1. Sabemos que, desde hace años, especialmente a partir de su invasión frontal a Ucrania en 2022, Rusia ha recurrido de manera sistemática a las amenazas y a la retórica nuclear cada vez que lo considera necesario. Esto no solo responde a la intención de recordarle al mundo que —como dice Putin— una superpotencia nuclear no puede ser derrotada, sino también a una táctica de guerra de nervios que ha resultado altamente eficaz: mantiene a Occidente fuera del terreno de las hostilidades y genera temores entre amplios sectores de sociedades occidentales, los cuales terminan impactando en decisiones electorales y políticas. El propio Trump, en sintonía con su base, lleva años afirmando que lo que Biden y Zelensky pusieron en juego fue nada menos que la “tercera guerra mundial”.

2. También sabemos que, frente a las nuevas sanciones impuestas por Estados Unidos y Europa, Rusia respondió con una demostración de fuerza y guerra psicológica a través de tres eventos consecutivos en octubre:

(a) el anuncio de un ensayo con el misil de crucero de propulsión nuclear Burevestnik;

(b) el anuncio de la realización de un ejercicio de alerta o lanzamiento nuclear el 22 de octubre; y

(c) la prueba, a decir del Kremlin, “altamente exitosa” del torpedo submarino de propulsión y capacidad nuclear Poseidón, descrito como “capaz de provocar un tsunami”.
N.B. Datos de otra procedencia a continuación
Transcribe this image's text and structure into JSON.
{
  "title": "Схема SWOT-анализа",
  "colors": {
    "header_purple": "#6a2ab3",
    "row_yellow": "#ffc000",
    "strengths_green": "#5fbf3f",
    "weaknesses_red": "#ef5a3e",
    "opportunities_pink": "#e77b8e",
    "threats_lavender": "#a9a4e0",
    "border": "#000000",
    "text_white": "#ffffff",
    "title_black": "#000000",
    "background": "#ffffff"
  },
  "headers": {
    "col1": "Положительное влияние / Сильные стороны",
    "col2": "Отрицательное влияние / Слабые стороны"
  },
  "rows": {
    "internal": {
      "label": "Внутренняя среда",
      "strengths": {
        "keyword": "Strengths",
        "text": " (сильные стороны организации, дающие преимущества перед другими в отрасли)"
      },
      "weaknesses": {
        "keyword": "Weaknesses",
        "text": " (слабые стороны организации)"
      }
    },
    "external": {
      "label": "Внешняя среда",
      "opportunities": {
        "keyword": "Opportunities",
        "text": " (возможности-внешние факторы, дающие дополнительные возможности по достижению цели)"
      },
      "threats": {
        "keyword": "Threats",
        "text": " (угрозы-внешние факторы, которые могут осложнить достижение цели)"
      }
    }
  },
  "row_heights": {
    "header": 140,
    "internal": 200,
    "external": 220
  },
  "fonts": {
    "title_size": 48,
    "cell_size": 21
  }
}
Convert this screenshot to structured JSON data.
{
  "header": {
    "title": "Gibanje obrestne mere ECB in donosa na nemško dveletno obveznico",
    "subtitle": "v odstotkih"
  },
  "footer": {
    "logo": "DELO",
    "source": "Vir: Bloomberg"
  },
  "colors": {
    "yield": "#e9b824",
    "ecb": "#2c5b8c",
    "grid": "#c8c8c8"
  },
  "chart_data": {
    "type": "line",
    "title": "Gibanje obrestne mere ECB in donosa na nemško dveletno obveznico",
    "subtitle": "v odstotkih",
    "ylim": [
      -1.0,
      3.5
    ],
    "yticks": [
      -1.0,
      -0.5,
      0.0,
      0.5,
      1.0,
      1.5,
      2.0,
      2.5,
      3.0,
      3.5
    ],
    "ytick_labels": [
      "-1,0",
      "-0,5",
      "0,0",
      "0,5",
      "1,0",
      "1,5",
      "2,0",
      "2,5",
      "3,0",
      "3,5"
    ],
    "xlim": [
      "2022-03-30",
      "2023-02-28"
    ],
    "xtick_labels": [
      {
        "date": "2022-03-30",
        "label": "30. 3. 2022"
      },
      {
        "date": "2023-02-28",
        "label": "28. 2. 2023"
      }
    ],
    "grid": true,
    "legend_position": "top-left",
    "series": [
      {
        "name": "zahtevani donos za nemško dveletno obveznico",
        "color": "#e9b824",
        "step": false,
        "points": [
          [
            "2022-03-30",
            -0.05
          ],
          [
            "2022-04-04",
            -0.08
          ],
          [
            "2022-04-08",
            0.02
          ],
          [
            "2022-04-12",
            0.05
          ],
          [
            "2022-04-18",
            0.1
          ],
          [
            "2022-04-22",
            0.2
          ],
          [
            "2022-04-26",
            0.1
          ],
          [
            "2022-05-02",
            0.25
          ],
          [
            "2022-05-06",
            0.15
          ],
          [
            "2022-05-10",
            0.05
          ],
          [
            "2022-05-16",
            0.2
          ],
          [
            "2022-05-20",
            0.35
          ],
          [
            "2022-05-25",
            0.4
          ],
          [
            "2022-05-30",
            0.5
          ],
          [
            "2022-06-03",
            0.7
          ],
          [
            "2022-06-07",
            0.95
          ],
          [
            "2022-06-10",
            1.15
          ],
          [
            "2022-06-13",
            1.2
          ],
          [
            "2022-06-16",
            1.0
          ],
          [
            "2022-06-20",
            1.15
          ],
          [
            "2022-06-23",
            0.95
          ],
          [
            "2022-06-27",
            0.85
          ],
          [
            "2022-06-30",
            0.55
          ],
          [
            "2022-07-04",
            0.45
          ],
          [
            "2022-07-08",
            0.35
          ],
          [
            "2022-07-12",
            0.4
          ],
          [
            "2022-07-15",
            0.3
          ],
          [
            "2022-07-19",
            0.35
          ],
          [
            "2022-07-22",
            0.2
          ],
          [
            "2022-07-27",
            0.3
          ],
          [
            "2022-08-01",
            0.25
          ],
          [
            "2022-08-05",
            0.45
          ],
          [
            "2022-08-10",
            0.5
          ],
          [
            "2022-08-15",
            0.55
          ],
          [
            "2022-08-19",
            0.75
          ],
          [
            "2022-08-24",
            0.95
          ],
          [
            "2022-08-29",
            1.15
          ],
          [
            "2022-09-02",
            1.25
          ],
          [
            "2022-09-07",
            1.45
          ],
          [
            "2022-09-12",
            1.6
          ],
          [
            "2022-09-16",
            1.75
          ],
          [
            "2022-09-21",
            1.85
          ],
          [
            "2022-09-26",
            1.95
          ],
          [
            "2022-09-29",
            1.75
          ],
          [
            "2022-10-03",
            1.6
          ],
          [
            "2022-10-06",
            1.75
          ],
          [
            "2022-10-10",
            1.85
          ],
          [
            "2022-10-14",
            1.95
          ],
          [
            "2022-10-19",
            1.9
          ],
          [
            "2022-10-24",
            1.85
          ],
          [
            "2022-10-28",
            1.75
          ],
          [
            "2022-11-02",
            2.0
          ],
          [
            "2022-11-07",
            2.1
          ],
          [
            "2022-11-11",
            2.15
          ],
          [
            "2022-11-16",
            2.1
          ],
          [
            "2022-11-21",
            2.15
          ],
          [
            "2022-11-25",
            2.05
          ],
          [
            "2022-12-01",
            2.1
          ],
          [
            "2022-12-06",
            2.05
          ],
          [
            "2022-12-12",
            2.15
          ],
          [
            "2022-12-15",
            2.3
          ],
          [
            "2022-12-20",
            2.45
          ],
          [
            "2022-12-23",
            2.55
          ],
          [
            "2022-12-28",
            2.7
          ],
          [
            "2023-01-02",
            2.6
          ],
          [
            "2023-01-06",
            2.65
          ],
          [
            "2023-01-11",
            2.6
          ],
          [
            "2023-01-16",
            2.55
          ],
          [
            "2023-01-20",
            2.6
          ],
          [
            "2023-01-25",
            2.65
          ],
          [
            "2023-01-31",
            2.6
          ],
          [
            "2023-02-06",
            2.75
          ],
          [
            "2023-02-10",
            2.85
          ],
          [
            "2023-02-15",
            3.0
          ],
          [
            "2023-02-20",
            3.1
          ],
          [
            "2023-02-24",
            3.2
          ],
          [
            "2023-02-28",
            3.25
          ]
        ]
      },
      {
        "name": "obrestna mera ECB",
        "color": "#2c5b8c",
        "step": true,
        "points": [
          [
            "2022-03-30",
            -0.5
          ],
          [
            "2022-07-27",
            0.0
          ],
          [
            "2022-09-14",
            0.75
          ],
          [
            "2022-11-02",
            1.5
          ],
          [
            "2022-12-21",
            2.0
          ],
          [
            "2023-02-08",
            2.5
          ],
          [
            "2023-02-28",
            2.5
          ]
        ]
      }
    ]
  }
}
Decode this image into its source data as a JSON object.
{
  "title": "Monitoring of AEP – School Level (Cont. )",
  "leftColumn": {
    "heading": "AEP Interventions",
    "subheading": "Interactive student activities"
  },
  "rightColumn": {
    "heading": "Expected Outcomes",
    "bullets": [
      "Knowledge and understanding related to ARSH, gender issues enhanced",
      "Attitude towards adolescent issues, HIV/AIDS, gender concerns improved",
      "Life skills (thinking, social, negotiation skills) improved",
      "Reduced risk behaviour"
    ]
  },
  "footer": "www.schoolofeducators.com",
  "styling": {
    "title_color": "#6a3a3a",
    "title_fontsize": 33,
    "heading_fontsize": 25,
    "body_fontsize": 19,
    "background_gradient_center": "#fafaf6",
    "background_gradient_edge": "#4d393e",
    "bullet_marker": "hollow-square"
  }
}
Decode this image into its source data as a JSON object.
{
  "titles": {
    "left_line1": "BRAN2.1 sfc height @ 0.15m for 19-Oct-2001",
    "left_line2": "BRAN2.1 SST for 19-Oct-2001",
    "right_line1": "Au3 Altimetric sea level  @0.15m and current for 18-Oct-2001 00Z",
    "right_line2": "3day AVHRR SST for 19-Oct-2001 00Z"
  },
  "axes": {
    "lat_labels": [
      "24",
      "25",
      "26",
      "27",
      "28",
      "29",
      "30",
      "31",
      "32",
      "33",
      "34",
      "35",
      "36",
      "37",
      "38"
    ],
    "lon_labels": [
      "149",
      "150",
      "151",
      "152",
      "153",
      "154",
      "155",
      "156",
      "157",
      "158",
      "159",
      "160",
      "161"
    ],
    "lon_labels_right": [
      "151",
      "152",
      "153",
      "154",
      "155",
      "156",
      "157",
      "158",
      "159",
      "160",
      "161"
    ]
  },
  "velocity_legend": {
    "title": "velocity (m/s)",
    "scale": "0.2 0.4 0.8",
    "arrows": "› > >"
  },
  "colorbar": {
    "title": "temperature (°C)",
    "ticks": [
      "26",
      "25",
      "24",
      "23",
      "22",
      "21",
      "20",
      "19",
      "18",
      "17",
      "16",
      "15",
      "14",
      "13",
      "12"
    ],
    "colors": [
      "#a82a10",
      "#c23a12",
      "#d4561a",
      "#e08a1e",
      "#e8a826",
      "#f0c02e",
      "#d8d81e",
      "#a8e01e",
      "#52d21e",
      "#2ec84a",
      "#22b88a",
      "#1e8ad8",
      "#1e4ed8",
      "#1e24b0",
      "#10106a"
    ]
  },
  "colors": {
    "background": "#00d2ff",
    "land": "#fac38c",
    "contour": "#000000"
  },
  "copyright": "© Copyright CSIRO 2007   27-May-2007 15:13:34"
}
3. Sabemos además que, justo antes de la visita de Trump a Corea del Sur, Pyongyang llevó a cabo una nueva prueba con misiles, reafirmando su papel en la escalada regional.

4. Finalmente, sabemos que China lleva años expandiendo su arsenal nuclear, realizando pruebas con misiles balísticos intercontinentales y, en un desfile reciente, mostrando de manera ostensible su creciente capacidad y ambición nuclear.

5. Por consiguiente, si se entiende bien a Trump y la forma en que reacciona —pero sobre todo si se comprende la lógica que sustenta su doctrina de “paz mediante la fuerza”—, no debería sorprender que justo en estos días haya anunciado que permitirá a Seúl construir un submarino de propulsión nuclear. Asimismo, poco antes de su reunión con el presidente chino, informó que, “debido a los programas de pruebas de otros países, he instruido al Departamento de Guerra a comenzar a probar nuestras armas nucleares en igualdad de condiciones”. Aunque esta medida probablemente tardaría meses en concretarse, contribuye a la espiral de tensiones mencionada y, sin duda, derivará en una intensificación de la carrera armamentista y en mayores demostraciones de fuerza entre las potencias nucleares del mundo.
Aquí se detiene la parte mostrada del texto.